Even the attorneys involved in the Johnson case agree that using the word "spouse" in documents can lead to ambiguity.
"Words we take for granted today can have different meanings [tomorrow]," said Richard Collier, an attorney with Collier & Basil PC in Princeton, N.J.
"Look at the word 'marriage;' up until five years ago, it did not include same-sex marriage. In some cases it does, and in some cases it doesn't," Mr. Collier said.
"It's almost like when you draft a document, you'll need a glossary to say, 'This is what I mean by these words,'" he said.
Mr. Collier thinks that the Johnson case will mean that advisers and attorneys now will pay extra attention when they draft documents.
The remaining estate battle focuses on Mary Lea Johnson's widower, Martin Richards. Ms. Johnson was Mr. Johnson's daughter, and she was named in the 1961 trust.
She was married and divorced twice before marrying Mr. Richards, in 1978. The couple was still married when Ms. Johnson died in 1990, and he inherited about $40 million from a separate trust.
Mr. Richards contends that he is entitled to money from the 1961 trust.
Mr. Collier represents Roderick Ryan, a son of Ms. Johnson, who argues that Mr. Johnson didn't want surviving spouses to receive any inheritance.
Earlier court decisions found that Mr. Johnson had intended to include surviving spouses but not surviving divorced spouses.
The Supreme Court of New Jersey heard arguments on Sept. 25, and lawyers are hoping for a decision in December.
Mr. Richards has produced such Broadway shows as "Sweeney Todd" and "The Will Rogers Follies." He produced "Chicago," which won the Academy Award for best motion picture of 2002.
Mr. Richards filed a suit last year alleging that he was cheated by Miramax Film Corp., a New York-based division of The Walt Disney Co. in Burbank, Calif. It claims that the studio cooked its books and that he didn't get the proper profits from "Chicago."
Mr. Richards thinks that Mr. Johnson intended for surviving spouses to receive money from the trust, said Alan S. Naar, an attorney with Greenbaum Rowe Smith & Davis LLP in Woodbridge, N.J., who represents Mr. Richards.
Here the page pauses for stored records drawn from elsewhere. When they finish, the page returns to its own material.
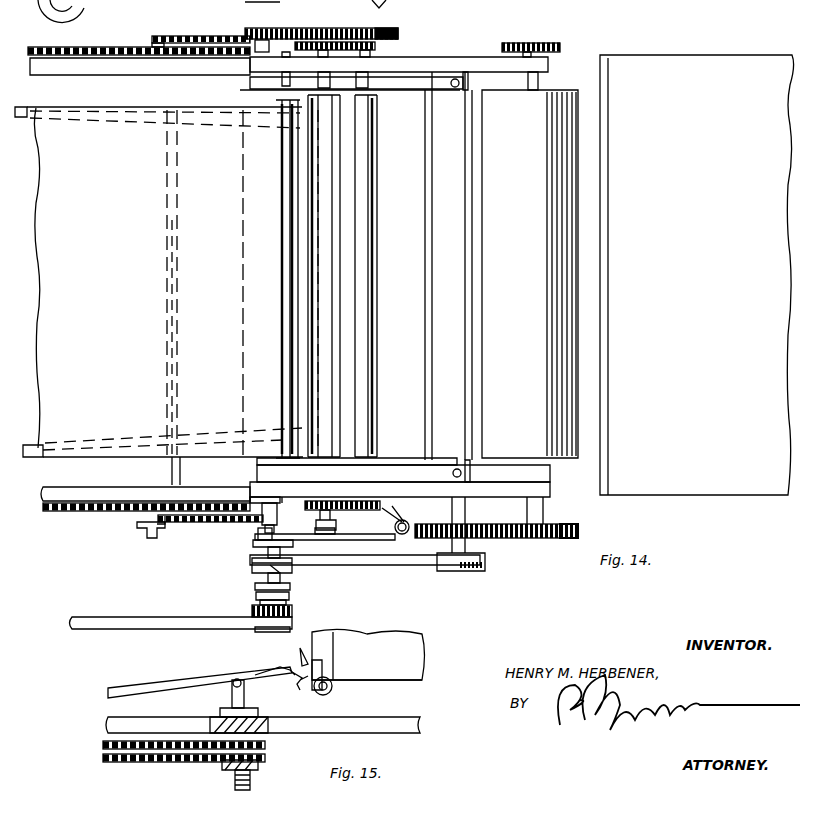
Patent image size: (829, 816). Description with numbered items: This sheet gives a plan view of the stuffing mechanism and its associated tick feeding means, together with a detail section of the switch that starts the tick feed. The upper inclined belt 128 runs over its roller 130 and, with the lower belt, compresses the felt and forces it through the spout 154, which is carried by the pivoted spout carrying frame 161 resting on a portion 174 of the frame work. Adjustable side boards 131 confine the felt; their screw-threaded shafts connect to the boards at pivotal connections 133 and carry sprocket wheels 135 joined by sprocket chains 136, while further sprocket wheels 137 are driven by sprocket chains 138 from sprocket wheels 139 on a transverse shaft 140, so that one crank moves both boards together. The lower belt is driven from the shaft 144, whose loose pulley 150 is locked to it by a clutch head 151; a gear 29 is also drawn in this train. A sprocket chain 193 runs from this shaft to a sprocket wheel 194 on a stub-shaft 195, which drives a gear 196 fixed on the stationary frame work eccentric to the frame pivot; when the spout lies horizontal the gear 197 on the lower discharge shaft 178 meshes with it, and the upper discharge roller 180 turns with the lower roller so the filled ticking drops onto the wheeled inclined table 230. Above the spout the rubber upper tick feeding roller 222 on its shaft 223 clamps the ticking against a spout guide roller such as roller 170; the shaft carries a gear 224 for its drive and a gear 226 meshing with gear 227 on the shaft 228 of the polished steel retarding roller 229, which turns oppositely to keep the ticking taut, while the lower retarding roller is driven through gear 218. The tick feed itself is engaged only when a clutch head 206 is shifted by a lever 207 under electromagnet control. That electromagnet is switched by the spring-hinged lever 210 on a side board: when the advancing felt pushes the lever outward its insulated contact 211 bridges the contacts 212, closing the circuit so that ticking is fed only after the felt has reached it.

In FIG. 14, the gear 29 is at (342, 507).
In FIG. 14, the inclined belt 128 is at (159, 282).
In FIG. 14, the roller 130 is at (242, 313).
In FIG. 14, the side board 131 is at (136, 120).
In FIG. 15, the pivotal connection 133 is at (215, 675).
In FIG. 15, the sprocket wheel 135 is at (268, 747).
In FIG. 14, the sprocket chain 136 is at (100, 47).
In FIG. 15, the sprocket chain 136 is at (263, 725).
In FIG. 15, the sprocket wheel 137 is at (260, 760).
In FIG. 14, the sprocket chain 138 is at (215, 31).
In FIG. 15, the sprocket chain 138 is at (122, 762).
In FIG. 14, the sprocket wheel 139 is at (168, 42).
In FIG. 14, the transverse shaft 140 is at (178, 408).
In FIG. 14, the shaft 144 is at (282, 573).
In FIG. 14, the pulley 150 is at (292, 608).
In FIG. 14, the clutch head 151 is at (250, 607).
In FIG. 14, the spout 154 is at (428, 266).
In FIG. 15, the spout 154 is at (391, 640).
In FIG. 14, the spout carrying frame 161 is at (351, 266).
In FIG. 15, the guide roller 170 is at (335, 676).
In FIG. 14, the portion of the frame work 174 is at (466, 58).
In FIG. 14, the shaft 178 is at (545, 513).
In FIG. 14, the upper discharge roller 180 is at (530, 274).
In FIG. 14, the sprocket chain 193 is at (402, 566).
In FIG. 14, the sprocket wheel 194 is at (468, 572).
In FIG. 14, the stub-shaft 195 is at (466, 549).
In FIG. 14, the gear 196 is at (492, 540).
In FIG. 14, the gear 197 is at (570, 539).
In FIG. 14, the clutch head 206 is at (286, 529).
In FIG. 14, the lever 207 is at (345, 538).
In FIG. 15, the lever 210 is at (306, 652).
In FIG. 15, the contact 211 is at (300, 688).
In FIG. 15, the contact 212 is at (268, 668).
In FIG. 14, the gear 218 is at (392, 507).
In FIG. 14, the upper tick feeding roller 222 is at (325, 195).
In FIG. 14, the shaft 223 is at (312, 93).
In FIG. 14, the gear 224 is at (392, 24).
In FIG. 14, the gear 226 is at (312, 35).
In FIG. 14, the gear 227 is at (378, 47).
In FIG. 14, the shaft 228 is at (365, 66).
In FIG. 14, the retarding roller 229 is at (370, 147).
In FIG. 14, the inclined table 230 is at (697, 275).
"He made the spouses independent beneficiaries," Mr. Naar said. "There's no reason why he'd include them when the children are alive and then exclude them when they passed away."
Mr. Naar said that it is difficult to avoid battles such as this from occurring even when documents are carefully written.
"There are various scenarios that people just never envision," he said.
"There are a variety of issues that come up," Mr. Naar said. "Lawyers try to do the best they can, but they can't always predict the issues that come up later."